20. Hukuk Dairesi 2015/3624 E. , 2015/2551 K.
"İçtihat Metni"MAHKEMESİ :Asliye Hukuk Mahkemesi
Taraflar arasındaki davanın yapılan duruşması sonunda kurulan hükmün Yargıtayca incelenmesi davacı ... tarafından istenilmekle, süresinde olduğu anlaşılan temyiz dilekçesinin kabulüne karar verildikten sonra dosya incelendi, gereği düşünüldü:
K A R A R
... İli,... İlçesi,... Köyü 103 ada 1 ve 101 ada 1 parsel sayılı taşınmazlar, orman niteliğiyle...adına tapuda kayıtlıdır.

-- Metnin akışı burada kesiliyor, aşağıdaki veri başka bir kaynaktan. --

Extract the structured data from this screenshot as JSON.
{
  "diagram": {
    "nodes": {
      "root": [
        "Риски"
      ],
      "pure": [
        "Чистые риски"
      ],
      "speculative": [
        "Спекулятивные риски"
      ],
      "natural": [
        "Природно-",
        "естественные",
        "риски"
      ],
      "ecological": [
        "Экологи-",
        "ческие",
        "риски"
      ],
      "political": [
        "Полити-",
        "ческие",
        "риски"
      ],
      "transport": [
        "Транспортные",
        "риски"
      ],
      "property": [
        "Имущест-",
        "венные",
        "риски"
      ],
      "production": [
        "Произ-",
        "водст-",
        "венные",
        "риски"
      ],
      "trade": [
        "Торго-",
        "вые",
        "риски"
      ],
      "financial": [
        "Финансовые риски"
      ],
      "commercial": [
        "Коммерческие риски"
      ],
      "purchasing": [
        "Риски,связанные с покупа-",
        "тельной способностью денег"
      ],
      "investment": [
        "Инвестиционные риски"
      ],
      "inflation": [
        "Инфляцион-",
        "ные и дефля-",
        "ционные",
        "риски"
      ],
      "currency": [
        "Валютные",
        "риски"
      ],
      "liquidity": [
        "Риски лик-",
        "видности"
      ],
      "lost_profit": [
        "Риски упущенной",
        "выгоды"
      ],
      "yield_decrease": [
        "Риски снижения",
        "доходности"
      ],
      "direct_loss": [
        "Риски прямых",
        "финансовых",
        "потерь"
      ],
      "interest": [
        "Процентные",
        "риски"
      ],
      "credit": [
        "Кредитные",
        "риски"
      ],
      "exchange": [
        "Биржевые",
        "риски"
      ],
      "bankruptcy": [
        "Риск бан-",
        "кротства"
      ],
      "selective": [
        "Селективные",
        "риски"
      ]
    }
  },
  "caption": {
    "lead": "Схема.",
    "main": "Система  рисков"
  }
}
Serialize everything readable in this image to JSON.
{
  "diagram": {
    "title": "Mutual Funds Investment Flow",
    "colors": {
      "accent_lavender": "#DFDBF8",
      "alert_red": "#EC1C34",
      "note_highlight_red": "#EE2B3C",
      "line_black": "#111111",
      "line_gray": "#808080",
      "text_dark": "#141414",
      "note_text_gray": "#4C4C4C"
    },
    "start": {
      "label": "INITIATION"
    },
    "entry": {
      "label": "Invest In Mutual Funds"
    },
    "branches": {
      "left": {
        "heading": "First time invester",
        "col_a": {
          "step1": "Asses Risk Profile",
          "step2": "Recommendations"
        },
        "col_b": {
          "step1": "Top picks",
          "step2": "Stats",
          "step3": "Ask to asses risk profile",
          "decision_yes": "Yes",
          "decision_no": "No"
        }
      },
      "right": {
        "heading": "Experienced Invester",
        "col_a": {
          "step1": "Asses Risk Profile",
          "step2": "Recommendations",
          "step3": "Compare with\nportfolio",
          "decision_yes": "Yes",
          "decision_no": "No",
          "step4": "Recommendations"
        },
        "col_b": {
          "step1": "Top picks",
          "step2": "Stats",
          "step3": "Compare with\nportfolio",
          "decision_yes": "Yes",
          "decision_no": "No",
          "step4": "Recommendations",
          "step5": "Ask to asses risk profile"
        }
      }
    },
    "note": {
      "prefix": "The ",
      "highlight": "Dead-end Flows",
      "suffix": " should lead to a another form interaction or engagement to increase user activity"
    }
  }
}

Davacı vekili, yaklaşık 120 yıldır müvekkili ve ailesinin kullanımında olan taşınmazların çekişmeli taşınmazlar içerisinde bırakıldığını iddia ederek taşınmazların müvekkiline ait kısımlarının...adına olan tapu kaydının iptali ile müvekkili adına tesciline karar verilmesini talep etmiştir.
Mahkemece, davanın reddine karar verilmiş, hüküm davacı tarafından temyiz edilmiştir.
Dava, tapu iptali ve tescil istemine ilişkindir.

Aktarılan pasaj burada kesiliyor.